How Obama is unraveling Reagan Republicanism
President Obama has finally found ways to exploit these inconsistencies the Republican party, Reich writes.
The GOP crackup was probably inevitable. Inconsistencies and tensions within the GOP have been growing for years – ever since Ronald Reagan put together the coalition that became the modern Republican Party.
All President Obama has done is finally found ways to exploit these inconsistencies.
Republican libertarians have never got along with social conservatives, who want to impose their own morality on everyone else.
Shrink-the-government fanatics in the GOP have never seen eye-to-eye with deficit hawks, who don’t mind raising taxes as long as the extra revenues help reduce the size of the deficit.
The GOP’s big business and Wall Street wing has never been comfortable with the nativists and racists in the Party who want to exclude immigrants and prevent minorities from getting ahead.
And right-wing populists have never got along with big business and Wall Street, which love government as long as it gives them subsidies, tax benefits, and bailouts.
Ronald Reagan papered over these differences with a happy anti-big-government nationalism. His patriotic imagery inspired the nativists and social conservatives. He gave big business and Wall Street massive military spending. And his anti-government rhetoric delighted the Party’s libertarians and right-wing populists.
But Reagan’s coalition remained fragile. It depended fundamentally on creating a common enemy: communists and terrorists abroad, liberals and people of color at home.
On the surface Reagan’s GOP celebrated Norman Rockwell’s traditional, white middle-class, small-town America. Below the surface it stoked fires of fear and hate of “others” who threatened this idealized portrait.
In his first term Barack Obama seemed the perfect foil: A black man, a big- spending liberal, perhaps (they hissed) not even an American.
Republicans accused him of being insufficiently patriotic. Right-wing TV and radio snarled he secretly wanted to take over America, suspend our rights. Mitch McConnell declared that unseating him was his party’s first priority.
But it didn’t work. The 2012 Republican primaries exposed all the cracks and fissures in the GOP coalition.
The Party offered up a Star Wars barroom of oddball characters, each representing a different faction — Bachmann, Perry, Gingrich, Cain, Santorum. Each rose on the strength of supporters and then promptly fell when the rest of the Party got a good look.

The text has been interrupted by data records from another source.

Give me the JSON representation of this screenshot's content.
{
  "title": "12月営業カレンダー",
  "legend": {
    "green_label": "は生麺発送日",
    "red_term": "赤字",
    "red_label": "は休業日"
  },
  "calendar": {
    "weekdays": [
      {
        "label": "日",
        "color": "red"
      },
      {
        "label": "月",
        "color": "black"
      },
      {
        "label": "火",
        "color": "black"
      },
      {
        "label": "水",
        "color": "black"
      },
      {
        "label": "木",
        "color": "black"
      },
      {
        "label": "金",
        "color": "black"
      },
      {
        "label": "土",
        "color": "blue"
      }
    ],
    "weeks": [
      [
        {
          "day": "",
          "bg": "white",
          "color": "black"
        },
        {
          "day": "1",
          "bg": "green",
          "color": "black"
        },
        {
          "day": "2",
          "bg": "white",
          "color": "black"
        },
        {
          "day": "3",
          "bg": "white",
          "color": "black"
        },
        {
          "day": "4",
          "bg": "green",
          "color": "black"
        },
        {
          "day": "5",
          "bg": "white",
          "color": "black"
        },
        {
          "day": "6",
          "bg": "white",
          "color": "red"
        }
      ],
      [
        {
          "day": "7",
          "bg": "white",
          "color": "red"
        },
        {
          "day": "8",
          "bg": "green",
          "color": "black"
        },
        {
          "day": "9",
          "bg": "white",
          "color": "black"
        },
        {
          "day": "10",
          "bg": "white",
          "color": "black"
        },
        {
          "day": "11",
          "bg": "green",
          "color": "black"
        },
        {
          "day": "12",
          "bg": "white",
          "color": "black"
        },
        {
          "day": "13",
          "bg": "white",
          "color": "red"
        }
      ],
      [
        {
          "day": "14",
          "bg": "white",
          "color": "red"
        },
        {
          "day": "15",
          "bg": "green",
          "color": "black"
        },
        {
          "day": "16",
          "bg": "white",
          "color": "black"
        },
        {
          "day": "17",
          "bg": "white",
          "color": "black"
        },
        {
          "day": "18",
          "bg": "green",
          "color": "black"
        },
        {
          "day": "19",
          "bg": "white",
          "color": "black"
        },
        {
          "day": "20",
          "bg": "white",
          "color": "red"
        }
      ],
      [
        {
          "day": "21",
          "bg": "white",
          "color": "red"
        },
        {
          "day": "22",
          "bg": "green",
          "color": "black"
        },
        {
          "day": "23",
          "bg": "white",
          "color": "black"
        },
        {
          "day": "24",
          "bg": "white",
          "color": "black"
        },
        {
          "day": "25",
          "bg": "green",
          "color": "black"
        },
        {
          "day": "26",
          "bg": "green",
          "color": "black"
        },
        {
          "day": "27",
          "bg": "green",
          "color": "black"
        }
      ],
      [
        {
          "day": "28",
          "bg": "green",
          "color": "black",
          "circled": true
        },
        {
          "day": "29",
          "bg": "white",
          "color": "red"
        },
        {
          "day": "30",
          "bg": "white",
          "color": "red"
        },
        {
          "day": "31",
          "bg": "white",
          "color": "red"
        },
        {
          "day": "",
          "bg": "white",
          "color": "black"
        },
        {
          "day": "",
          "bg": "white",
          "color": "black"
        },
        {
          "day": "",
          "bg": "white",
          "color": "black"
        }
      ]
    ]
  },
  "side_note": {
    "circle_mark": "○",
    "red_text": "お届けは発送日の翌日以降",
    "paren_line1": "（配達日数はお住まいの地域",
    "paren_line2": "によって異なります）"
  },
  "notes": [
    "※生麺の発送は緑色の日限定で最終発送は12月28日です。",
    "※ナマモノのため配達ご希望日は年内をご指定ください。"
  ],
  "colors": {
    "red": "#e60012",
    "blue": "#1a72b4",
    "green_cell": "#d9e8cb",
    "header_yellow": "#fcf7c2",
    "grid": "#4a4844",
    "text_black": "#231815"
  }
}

Finally, desperately, the GOP turned to a chameleon — Mitt Romney — who appeared acceptable to every faction because he had no convictions of his own. But Romney couldn’t survive the general election because the public saw him for what he was: synthetic and inauthentic.
The 2012 election exposed something else about the GOP: it’s utter lack of touch with reality, its bizarre incapacity to see and understand what was happening in the country. Think of Karl Rove’s delirium on Fox election night.
All of which has given Obama the perfect opening — perhaps the opening he’d been waiting for all along.
Obama’s focus in his second inaugural — and, by inference, in his second term — on equal opportunity is hardly a radical agenda. But it aggravates all the tensions inside the GOP. And it leaves the GOP without an overriding target to maintain its fragile coalition.
In hammering home the need for the rich to contribute a fair share in order to ensure equal opportunity, and for anyone in America — be they poor, black, gay, immigrant, women, or average working person — to be able to make the most of themselves, Obama advances the founding ideals of America in such way that the Republican Party is incapable of opposing yet also incapable of uniting behind.
History and demographics are on the side of the Democrats, but history and demography have been on the Democrats’ side for decades. What’s new is the Republican crackup — opening the way for a new Democratic coalition of socially-liberal young people, women, minorities, middle-class professionals, and what’s left of the anti-corporate working class.
If Obama remains as clear and combative as he has been since Election Day, his second term may be noted not only for its accomplishment but also for finally unraveling what Reagan put together. In other words, John Boehner’s fear may be well-founded.